Inside the free-stall dairy barns, a combination of natural ventilation, fans, and a sprinkling system is designed to keep the cows comfortable during times of hot and humid weather.

Wellejus noted that the automatic system is activated for sprinkling when the temperature reaches 78 degrees and for the fans at 80 degrees.

Feed Supply

Forages and corn are purchased from about 15 area farmland owners - three or four main ones - within a several mile radius. Wellejus noted that most of those owners stepped out of dairy farming in the past five-20 years.

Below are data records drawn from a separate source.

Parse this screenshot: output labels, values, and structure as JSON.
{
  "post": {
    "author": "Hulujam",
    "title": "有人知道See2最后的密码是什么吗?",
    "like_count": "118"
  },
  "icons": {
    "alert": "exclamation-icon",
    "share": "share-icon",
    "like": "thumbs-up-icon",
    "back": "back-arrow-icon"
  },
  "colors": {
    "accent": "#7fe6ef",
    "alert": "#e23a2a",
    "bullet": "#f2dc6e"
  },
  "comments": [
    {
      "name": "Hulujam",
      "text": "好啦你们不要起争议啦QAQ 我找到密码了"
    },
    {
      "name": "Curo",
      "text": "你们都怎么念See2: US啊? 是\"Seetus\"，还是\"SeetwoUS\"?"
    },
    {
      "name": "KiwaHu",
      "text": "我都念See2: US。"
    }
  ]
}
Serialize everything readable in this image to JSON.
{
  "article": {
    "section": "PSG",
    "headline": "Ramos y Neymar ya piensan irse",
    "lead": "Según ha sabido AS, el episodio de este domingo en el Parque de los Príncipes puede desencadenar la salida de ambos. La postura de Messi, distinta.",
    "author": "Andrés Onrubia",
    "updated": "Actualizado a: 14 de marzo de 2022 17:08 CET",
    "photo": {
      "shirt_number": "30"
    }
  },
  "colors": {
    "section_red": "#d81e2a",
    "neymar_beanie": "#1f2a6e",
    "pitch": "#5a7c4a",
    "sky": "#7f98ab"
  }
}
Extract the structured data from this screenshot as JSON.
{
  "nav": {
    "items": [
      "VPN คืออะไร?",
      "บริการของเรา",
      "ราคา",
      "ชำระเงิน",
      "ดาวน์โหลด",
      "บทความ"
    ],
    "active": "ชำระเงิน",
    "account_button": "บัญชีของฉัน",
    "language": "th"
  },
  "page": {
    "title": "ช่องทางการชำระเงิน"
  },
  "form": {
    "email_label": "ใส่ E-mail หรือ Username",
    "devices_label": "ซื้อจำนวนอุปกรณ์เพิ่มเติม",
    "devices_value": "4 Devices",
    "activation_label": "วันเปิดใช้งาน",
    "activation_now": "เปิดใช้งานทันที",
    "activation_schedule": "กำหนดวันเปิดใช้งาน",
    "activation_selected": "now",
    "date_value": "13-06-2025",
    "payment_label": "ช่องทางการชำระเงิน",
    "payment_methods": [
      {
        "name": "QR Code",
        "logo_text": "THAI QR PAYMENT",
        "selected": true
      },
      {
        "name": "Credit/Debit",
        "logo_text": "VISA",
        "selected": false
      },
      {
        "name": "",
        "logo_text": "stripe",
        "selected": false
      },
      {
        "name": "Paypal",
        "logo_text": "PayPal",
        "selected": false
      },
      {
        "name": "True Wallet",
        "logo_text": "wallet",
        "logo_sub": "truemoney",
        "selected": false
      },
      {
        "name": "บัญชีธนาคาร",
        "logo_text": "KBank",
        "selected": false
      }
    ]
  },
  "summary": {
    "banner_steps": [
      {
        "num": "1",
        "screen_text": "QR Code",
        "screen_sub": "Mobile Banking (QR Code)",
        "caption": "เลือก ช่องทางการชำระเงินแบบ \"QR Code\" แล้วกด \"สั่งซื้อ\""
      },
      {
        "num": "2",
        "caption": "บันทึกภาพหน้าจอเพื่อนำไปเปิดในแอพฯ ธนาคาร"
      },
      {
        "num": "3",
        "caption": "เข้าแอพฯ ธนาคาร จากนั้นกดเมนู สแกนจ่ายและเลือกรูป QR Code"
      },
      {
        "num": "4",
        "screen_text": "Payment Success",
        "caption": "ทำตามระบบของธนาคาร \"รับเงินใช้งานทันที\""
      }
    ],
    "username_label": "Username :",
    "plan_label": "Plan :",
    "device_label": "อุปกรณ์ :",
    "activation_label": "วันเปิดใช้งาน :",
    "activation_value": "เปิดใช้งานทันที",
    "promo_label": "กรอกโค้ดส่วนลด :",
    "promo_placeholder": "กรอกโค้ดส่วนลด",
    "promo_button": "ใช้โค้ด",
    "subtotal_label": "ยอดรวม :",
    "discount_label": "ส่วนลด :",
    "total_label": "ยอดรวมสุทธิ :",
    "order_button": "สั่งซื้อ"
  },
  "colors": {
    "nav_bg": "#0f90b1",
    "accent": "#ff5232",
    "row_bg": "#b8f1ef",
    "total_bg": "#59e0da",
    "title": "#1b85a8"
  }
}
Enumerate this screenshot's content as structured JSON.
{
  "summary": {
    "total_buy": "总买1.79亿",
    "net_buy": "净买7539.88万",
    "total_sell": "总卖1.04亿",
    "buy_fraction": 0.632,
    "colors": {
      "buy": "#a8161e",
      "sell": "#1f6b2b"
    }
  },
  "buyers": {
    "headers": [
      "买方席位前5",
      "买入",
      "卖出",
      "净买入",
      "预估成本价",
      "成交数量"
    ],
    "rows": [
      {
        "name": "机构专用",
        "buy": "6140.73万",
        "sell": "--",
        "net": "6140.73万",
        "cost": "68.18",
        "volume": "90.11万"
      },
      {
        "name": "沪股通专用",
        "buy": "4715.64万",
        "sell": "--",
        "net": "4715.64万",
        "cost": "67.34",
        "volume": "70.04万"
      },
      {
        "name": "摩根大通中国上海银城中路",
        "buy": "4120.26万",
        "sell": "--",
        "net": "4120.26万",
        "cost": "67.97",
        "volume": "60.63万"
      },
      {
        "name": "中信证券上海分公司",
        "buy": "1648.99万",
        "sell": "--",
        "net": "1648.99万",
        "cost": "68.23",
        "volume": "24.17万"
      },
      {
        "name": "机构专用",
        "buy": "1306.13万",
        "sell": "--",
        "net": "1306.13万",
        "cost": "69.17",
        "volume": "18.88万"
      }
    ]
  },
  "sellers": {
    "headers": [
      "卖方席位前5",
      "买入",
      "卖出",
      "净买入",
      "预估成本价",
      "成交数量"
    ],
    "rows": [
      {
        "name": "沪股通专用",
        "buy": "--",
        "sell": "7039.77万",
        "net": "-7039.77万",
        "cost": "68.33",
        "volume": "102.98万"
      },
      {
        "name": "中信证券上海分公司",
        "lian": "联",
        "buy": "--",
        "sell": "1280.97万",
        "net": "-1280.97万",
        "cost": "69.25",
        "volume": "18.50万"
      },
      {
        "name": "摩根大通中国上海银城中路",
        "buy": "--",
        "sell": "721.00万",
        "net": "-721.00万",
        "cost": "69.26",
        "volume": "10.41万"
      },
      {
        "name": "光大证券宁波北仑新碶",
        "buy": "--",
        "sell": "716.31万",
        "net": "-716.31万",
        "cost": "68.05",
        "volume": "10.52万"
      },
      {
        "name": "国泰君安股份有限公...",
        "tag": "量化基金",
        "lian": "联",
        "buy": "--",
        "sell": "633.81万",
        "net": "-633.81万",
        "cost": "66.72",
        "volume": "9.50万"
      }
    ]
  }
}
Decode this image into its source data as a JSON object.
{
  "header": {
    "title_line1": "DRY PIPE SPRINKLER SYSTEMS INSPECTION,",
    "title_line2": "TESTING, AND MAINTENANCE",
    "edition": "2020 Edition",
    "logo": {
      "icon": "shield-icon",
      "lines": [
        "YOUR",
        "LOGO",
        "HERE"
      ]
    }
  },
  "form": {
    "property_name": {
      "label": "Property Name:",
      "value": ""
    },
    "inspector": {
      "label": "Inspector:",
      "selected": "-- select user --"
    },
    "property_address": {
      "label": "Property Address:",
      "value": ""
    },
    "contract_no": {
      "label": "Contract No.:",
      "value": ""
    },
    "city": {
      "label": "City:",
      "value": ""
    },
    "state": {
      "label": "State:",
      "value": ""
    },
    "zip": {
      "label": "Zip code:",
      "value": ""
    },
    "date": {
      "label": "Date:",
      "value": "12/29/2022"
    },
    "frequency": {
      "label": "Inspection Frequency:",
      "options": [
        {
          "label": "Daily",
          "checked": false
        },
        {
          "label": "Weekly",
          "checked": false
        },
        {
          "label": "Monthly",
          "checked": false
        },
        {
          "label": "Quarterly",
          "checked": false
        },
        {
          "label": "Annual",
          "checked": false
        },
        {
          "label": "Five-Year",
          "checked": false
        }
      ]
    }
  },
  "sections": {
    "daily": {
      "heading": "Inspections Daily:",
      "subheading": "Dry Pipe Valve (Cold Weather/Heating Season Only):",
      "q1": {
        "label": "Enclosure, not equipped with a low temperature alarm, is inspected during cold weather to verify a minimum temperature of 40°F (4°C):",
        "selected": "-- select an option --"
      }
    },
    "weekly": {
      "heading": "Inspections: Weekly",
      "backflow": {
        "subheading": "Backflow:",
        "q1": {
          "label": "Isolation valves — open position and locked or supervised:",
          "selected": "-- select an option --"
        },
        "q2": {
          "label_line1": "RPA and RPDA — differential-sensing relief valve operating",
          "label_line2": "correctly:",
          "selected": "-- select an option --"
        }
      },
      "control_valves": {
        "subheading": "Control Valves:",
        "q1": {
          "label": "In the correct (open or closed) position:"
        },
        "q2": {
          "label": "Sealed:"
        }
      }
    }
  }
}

To another question, Wellejus said Holsum Elm does not obtain corn shredlage as part of its feed supply but noted that two custom cropping operators in the area have begun to offer it. He explained that prices are set for the supplying growers in the spring.

The operation likes to have four months of reserve forage on hand - a practice that also provides enhanced levels of sugar and starches in the ensiled feed, Wellejus observed. He said forages make up 65 percent of the dry matter in the mixed ration.

Conservation Practices

With conservation practices that make several uses of the same water, the daily usage per cow is 30-35 gallons per day with a top of 48 gallons when the sprinklers are in use, Wellejus pointed out. A two-step procedure involving the first use of fresh water and a plate cooler quickly reduces the milk temperature from 100 degrees to 35 before the milk is direct loaded into tankers.

Manure from the dairy herd first goes into an anaerobic digester to create methane gas that is the raw material for the production of electric power.

The electric power generated is sufficient to serve about 900 residences, Wellejus noted. He said all of it is sold to the utility and that the power needed at Holsum Elm is purchased.

The next step in the manure management system is separating the solids and liquid with the solids.

Once dry, the solids are reused for bedding while the liquid is applied to cropland as fertilizer either through draglines or spreading by truck.

Wellejus said the weather conditions and cropping timetable restricted the dragline application to about 60 percent of the volume this year compared to about 85 percent at the sister Holsum Irish Dairy about four miles away.

Wellejus said the preference is for the dragline application for reasons such as cost, safety, and roadway traffic and potential damage but that access to enough land within 4-5 miles is not easy.

Liability concerns and the need to obtain agreements from public and private property owners to put hoses across their land sometimes stand in the way, he explained.

Community Impact

During the discussion portion of the event, Kenn Buelow, the developer and current senior partner of the two Holsum entities, was asked what the economic impact of the two operations is.

He replied that about $2.4 million is spent per month in purchasing supplies and services and employees earn $2.4 million per year and receive health insurance coverage.

He also added manure is sold at a discount on its crop nutrient value to area farmers, and some food processors in the area bring their waste products for disposal into the bio-digesters rather than loading them into their local wastewater treatment system or sending them to a landfill.

As Green Tier participants in a program overseen by the Wisconsin Department of Natural Resources, the two entities are engaged in practices involving the protection of surface waters, reduced use and reduced contamination of groundwater, energy efficiency, waste disposal, and protection of air quality.

This is according to Holsum's Green Tier handout summary that is current as of October 2012.

The two Holsum units also generate fertilizer values of approximately $1 million per year from the manure applied to area fields, the handout indicates.

This reduces the cost of natural gas by about $450,000 for obtaining a similar amount of commercial fertilizer and, according to research by the University of Minnesota, increases crop yields by four-eight percent, according to the handout.

On one Saturday every year at each Holsum facility, area residents are invited to pick up manure solids for use in their gardens and yards. A free-will offering is taken to support a scholarship program.